Designing Original Amigurumi Part One
Welcome to the first article in a series on how to design an original amigurumi doll. Each article will walk you through the process I use, from thinking of a design up to photographing the finished doll. In Part One I will cover the considerations you should have in the design process, such as audience and materials. I will also be showing you how I sketch out and design the doll before I begin to crochet. Part Two will discuss the importance of making a prototype, and how to keep notes as you go. In Part Three, I'll be covering the actual construction of the doll and how to use your notes to keep the design consistent.
The very first step is deciding what you want to make! This may seem obvious, but when planning an amigurumi doll, the quality of the final piece will benefit hugely from the right amount of preparation you put in before even picking up a hook. Ask yourself what has inspired you to make a doll. Is it intended as a gift? Or perhaps you want to create a doll with a written pattern that you can sell. Maybe you’re thinking of making a set of matching dolls, and you need to think of a theme that will carry across all the designs. Who you doll is intended for will dictate your design.
Gift for a Child
- Small parts and large, loose flaps of crochet can be dangerous - use safety, embroidered or crocheted eyes only.

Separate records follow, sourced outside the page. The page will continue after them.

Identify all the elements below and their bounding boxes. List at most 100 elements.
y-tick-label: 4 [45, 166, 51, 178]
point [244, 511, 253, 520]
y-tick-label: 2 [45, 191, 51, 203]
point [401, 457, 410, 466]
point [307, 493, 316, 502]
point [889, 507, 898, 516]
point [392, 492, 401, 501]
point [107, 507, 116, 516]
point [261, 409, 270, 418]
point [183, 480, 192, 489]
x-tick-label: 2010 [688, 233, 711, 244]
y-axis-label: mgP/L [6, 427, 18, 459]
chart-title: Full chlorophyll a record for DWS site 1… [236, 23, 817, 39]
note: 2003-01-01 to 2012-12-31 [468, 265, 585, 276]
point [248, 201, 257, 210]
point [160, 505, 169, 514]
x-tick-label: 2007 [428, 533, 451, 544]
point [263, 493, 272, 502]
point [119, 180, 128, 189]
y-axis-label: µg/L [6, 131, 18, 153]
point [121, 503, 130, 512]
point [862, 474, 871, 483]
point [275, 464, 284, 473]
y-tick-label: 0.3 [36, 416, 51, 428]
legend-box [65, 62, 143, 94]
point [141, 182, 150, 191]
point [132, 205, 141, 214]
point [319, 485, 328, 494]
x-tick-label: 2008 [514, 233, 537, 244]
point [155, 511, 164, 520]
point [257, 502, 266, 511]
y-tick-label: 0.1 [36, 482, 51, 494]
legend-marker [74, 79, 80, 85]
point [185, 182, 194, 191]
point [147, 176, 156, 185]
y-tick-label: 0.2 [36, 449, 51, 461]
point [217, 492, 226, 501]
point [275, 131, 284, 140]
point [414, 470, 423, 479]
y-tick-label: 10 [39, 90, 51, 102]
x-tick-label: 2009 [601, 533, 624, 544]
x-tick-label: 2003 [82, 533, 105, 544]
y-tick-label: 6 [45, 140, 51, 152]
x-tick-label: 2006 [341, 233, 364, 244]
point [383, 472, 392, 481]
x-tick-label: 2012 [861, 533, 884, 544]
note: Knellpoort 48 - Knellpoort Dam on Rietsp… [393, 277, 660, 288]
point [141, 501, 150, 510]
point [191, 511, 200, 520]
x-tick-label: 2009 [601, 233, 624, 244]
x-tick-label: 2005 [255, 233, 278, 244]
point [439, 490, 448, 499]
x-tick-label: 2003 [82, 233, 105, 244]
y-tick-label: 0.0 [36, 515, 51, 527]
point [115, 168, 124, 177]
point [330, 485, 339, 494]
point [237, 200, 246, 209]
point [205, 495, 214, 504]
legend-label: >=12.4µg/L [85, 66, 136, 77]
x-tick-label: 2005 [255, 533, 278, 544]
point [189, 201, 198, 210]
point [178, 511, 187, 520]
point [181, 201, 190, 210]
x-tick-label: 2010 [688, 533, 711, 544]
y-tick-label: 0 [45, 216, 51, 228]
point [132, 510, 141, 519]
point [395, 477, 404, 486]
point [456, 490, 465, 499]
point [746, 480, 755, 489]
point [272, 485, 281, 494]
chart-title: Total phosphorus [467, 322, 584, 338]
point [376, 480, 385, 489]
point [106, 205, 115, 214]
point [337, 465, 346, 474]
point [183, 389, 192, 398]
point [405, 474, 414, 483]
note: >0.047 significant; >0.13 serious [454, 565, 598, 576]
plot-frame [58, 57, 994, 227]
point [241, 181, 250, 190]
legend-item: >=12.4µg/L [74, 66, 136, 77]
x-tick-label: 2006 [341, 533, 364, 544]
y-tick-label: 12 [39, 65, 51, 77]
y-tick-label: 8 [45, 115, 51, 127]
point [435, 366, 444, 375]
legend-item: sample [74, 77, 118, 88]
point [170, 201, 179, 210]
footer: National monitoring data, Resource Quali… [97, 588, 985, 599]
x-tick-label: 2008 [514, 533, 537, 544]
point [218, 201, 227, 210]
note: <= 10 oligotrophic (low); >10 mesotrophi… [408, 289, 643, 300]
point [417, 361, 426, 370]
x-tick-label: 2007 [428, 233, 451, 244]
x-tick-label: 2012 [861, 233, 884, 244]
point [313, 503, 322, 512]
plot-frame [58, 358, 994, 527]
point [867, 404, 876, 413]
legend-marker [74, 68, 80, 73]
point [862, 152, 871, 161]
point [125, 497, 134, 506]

Loose flaps may be features like big floppy ears or wings.
- Try to use materials that are washable i.e acrylic yarn and polyester stuffing.
- Expect the doll to be handled a lot, so plan how you are going to assemble it with this is mind.
Designing a Set
- Be consistent with your choice of yarn across the set. If you have difficulty finding the yarn you want in the quantities you need, consider using a different type or brand that’s widely available.
In this set of articles, I’m going to be documenting how I design and make a doll that is part of a set. I want to sell the pattern, so I need to make sure I design something that’s easy to understand and can be written using standard crochet terminology. If you are designing a doll that you want to give as a gift or sell, you might not be too fussed about keeping detailed notes of the pattern, but it’s still a good idea to write them out clearly, even when you’re doing your sketches. Some sets are based on a single design – decide if you want to design a doll that has different features on each model, or if you want a set that follows a theme but is full of different models. Imagine you want to do a set with a circus theme. It might include animals such as a giraffe, lion, hippo or monkey. You might choose to make props like the big top. All of these require radically different shapes, whereas doing a set based on the circus could include a troupe of humans that follow the same base model, such as the ring leader, a strongman and an acrobat. You might need to make some changes to the limb sizes and designs, but the overall structure remains the same.